From the consumer’s perspective the future of DAB continues to look grim – prices of DAB sets have come down from their original crazy prices (the first Pure Digital branded radios cost in excess of £500), however at a time regular transistor FM radios can be bought for pennies the cheapest DAB tuner is closer to £40.
The reason for this is that DAB is a quaintly British standard – that has not been adopted in any other country. Accordingly few of the major foreign electronics firms have seen fit to develop a product which could only ever be marketed to a single country.
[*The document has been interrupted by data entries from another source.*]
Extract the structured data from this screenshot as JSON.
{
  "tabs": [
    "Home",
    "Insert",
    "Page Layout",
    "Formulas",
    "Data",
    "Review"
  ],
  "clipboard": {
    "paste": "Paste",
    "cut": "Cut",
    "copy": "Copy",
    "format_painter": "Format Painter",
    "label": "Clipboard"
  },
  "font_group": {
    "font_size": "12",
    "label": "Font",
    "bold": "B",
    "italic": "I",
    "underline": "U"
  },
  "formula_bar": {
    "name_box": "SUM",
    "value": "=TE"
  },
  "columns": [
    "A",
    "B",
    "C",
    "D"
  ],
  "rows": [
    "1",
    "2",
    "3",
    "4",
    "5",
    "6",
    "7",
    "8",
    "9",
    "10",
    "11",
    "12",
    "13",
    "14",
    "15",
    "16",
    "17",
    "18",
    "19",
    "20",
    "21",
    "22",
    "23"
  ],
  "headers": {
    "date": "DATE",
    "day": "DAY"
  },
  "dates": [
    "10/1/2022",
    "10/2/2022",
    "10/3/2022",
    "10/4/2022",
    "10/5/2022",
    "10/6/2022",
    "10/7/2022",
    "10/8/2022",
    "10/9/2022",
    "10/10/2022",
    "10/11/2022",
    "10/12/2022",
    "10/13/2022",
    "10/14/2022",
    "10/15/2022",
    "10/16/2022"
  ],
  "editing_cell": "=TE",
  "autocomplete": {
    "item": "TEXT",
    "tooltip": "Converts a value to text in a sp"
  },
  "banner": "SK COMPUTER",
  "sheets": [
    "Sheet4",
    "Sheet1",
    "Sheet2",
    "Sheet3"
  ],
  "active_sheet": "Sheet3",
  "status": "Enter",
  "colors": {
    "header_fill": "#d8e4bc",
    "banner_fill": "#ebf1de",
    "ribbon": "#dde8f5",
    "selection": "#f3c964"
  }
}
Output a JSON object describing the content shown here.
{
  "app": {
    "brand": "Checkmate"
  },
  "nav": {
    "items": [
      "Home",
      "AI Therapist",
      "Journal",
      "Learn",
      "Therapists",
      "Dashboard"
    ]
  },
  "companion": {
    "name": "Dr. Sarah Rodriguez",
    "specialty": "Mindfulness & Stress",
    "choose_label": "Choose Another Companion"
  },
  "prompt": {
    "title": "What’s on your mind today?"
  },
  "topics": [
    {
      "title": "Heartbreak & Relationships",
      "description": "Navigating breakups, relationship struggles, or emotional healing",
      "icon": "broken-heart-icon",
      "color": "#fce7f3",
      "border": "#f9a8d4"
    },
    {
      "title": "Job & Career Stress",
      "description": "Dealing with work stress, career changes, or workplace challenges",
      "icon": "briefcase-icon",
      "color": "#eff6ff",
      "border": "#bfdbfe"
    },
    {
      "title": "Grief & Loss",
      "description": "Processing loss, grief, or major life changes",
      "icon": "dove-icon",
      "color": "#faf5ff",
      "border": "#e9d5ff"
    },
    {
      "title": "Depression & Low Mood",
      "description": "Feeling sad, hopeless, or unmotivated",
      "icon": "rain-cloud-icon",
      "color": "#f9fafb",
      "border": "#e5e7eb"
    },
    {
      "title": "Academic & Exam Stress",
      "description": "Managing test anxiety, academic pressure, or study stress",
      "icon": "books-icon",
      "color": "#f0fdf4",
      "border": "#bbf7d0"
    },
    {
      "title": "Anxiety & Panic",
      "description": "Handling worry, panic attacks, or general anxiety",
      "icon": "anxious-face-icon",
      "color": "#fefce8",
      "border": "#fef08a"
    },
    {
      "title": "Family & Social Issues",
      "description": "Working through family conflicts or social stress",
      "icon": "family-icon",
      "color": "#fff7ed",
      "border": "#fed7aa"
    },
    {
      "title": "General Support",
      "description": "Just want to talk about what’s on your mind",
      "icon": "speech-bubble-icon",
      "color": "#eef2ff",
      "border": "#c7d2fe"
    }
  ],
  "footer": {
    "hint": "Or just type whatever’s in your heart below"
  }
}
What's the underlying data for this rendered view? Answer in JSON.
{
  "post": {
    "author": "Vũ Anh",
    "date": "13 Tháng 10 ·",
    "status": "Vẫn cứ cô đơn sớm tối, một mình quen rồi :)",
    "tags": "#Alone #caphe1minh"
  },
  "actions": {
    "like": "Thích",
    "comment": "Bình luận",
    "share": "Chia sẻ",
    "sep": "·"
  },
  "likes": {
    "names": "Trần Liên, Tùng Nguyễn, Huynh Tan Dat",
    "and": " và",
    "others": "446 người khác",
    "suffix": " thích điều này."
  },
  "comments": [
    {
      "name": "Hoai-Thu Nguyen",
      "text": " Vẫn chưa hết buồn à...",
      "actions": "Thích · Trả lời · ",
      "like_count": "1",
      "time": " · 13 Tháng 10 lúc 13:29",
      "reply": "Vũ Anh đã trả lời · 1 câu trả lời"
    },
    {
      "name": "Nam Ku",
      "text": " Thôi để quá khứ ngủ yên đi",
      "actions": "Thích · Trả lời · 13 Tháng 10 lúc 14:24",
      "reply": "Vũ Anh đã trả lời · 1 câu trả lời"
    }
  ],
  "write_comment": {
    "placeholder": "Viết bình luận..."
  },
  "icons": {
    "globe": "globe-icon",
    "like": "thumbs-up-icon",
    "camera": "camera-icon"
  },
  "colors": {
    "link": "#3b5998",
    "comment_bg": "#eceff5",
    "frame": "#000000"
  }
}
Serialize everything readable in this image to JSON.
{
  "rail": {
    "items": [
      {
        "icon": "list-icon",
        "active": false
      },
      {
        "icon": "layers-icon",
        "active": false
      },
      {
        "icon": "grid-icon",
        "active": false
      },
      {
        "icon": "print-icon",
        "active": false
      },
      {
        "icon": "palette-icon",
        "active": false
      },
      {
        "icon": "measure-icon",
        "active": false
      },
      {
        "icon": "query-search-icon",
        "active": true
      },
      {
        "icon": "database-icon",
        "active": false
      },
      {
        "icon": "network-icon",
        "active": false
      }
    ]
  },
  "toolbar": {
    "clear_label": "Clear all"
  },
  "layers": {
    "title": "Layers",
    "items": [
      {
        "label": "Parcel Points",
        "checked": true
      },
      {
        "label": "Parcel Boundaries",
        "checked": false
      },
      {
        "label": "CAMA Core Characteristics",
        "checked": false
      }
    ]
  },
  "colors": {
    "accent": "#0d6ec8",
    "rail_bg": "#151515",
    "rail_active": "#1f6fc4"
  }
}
Orlowski argues that Britian might have been better off DAB+ or the popular AAC format as our next-generation digital audio platform, however I think this just misses the point that there are already so many other kinds of affordable devices that might soon be able to do a better job:
My Nokia phone has an internet radio receiver which can pick up far more stations than my kitchen-bound DAB receiver, and companies like Recieva alread market devices which look exactly like DAB radios but which work on entirely open standards.
If only the BBC had spent the taxpayer’s money advertising a standard that everbody can use then they might not have got themselves into such a pickle.